US considering to restore Pakistan’s security funds

US considering to restore Pakistan's security funds

WASHINGTON: As a part of reset with new Prime Minister (PM) Imran Khan, US is considering to restore security funds of Pakistan.
According to Washington Times, a battle is brewing inside the Trump administration over whether to reconsider the president’s aggressive policy of withholding millions of dollars in sensitive security assistance to Pakistan on grounds that the South Asian nation is ready to reconsider its willingness to provide safe haven to terrorists nearly two decades after 9/11.
“Some of Mr. Trump’s top advisers argue that the time is ripe for Washington to begin restoring the military aid that the president cut from Islamabad at the start of the year,” it stated.
Earlier, U.S. military said it has made a final decision to cancel $300 million in aid to Pakistan that had been suspended over Islamabad’s perceived failure to take decisive action against militants, in a new blow to deteriorating ties.

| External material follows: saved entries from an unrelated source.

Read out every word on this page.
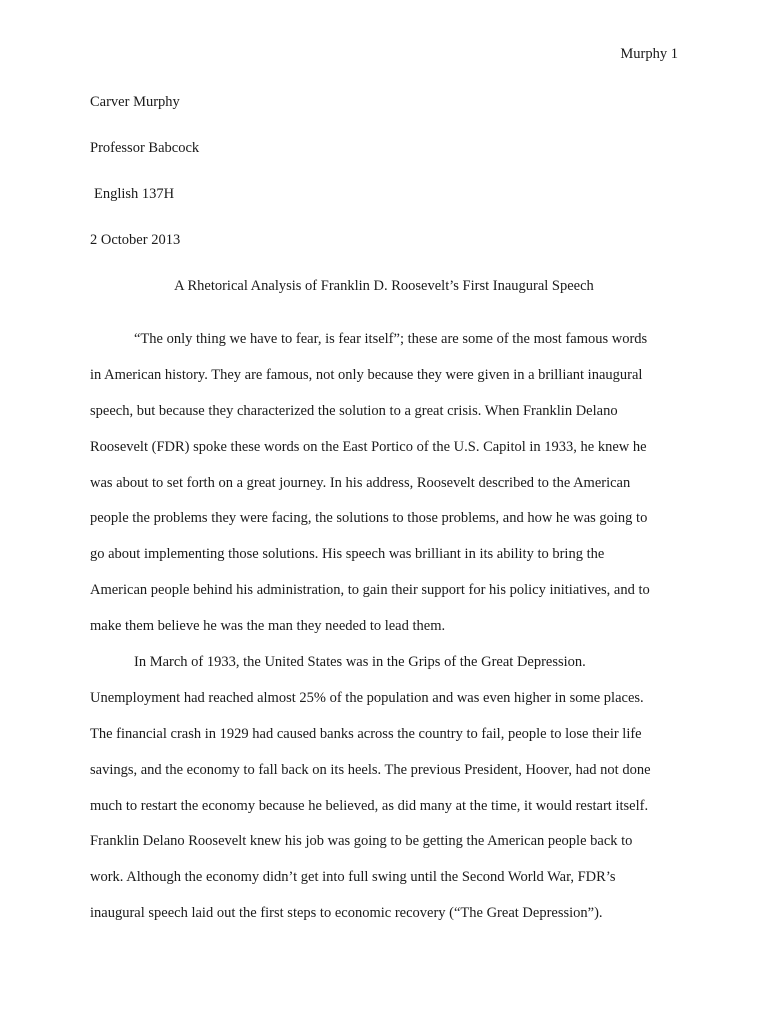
Murphy 1
Carver Murphy
Professor Babcock
English 137H
2 October 2013
A Rhetorical Analysis of Franklin D. Roosevelt’s First Inaugural Speech

“The only thing we have to fear, is fear itself”; these are some of the most famous words
in American history. They are famous, not only because they were given in a brilliant inaugural
speech, but because they characterized the solution to a great crisis. When Franklin Delano
Roosevelt (FDR) spoke these words on the East Portico of the U.S. Capitol in 1933, he knew he
was about to set forth on a great journey. In his address, Roosevelt described to the American
people the problems they were facing, the solutions to those problems, and how he was going to
go about implementing those solutions. His speech was brilliant in its ability to bring the
American people behind his administration, to gain their support for his policy initiatives, and to
make them believe he was the man they needed to lead them.

In March of 1933, the United States was in the Grips of the Great Depression.
Unemployment had reached almost 25% of the population and was even higher in some places.
The financial crash in 1929 had caused banks across the country to fail, people to lose their life
savings, and the economy to fall back on its heels. The previous President, Hoover, had not done
much to restart the economy because he believed, as did many at the time, it would restart itself.
Franklin Delano Roosevelt knew his job was going to be getting the American people back to
work. Although the economy didn’t get into full swing until the Second World War, FDR’s
inaugural speech laid out the first steps to economic recovery (“The Great Depression”).
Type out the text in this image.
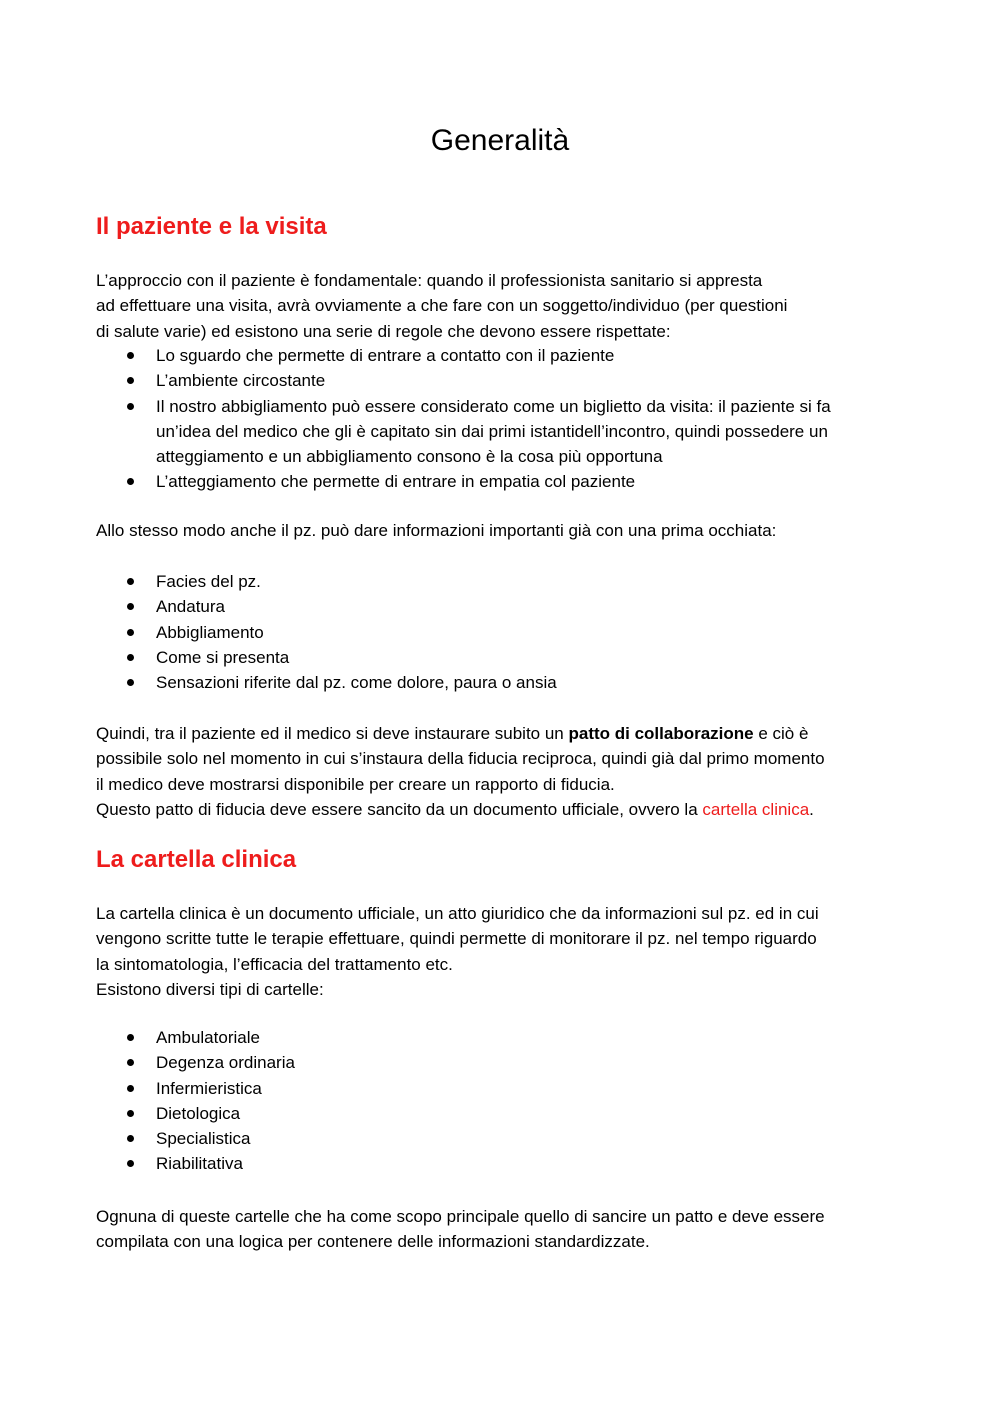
Generalità
Il paziente e la visita

L’approccio con il paziente è fondamentale: quando il professionista sanitario si appresta
ad effettuare una visita, avrà ovviamente a che fare con un soggetto/individuo (per questioni
di salute varie) ed esistono una serie di regole che devono essere rispettate:

Lo sguardo che permette di entrare a contatto con il paziente
L’ambiente circostante
Il nostro abbigliamento può essere considerato come un biglietto da visita: il paziente si fa
un’idea del medico che gli è capitato sin dai primi istantidell’incontro, quindi possedere un
atteggiamento e un abbigliamento consono è la cosa più opportuna
L’atteggiamento che permette di entrare in empatia col paziente

Allo stesso modo anche il pz. può dare informazioni importanti già con una prima occhiata:

Facies del pz.
Andatura
Abbigliamento
Come si presenta
Sensazioni riferite dal pz. come dolore, paura o ansia

Quindi, tra il paziente ed il medico si deve instaurare subito un patto di collaborazione e ciò è
possibile solo nel momento in cui s’instaura della fiducia reciproca, quindi già dal primo momento
il medico deve mostrarsi disponibile per creare un rapporto di fiducia.
Questo patto di fiducia deve essere sancito da un documento ufficiale, ovvero la cartella clinica.

La cartella clinica

La cartella clinica è un documento ufficiale, un atto giuridico che da informazioni sul pz. ed in cui
vengono scritte tutte le terapie effettuare, quindi permette di monitorare il pz. nel tempo riguardo
la sintomatologia, l’efficacia del trattamento etc.
Esistono diversi tipi di cartelle:

Ambulatoriale
Degenza ordinaria
Infermieristica
Dietologica
Specialistica
Riabilitativa

Ognuna di queste cartelle che ha come scopo principale quello di sancire un patto e deve essere
compilata con una logica per contenere delle informazioni standardizzate.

The so-called Coalition Support Funds were part of a broader suspension in aid to Pakistan announced by President Donald Trump at the start of the year, when he accused Pakistan of rewarding past assistance with “nothing but lies & deceit.”
But U.S. officials had held out the possibility that Pakistan could win back that support if it changed its behavior.
U.S. Defense Secretary Jim Mattis, in particular, had an opportunity to authorize $300 million in CSF funds through this summer – if he saw concrete Pakistani actions to go after insurgents. Mattis chose not to, a U.S. official told Reuters.
“Due to a lack of Pakistani decisive actions in support of the South Asia Strategy the remaining $300 (million) was reprogrammed,” Pentagon spokesman Lieutenant Colonel Kone Faulkner said.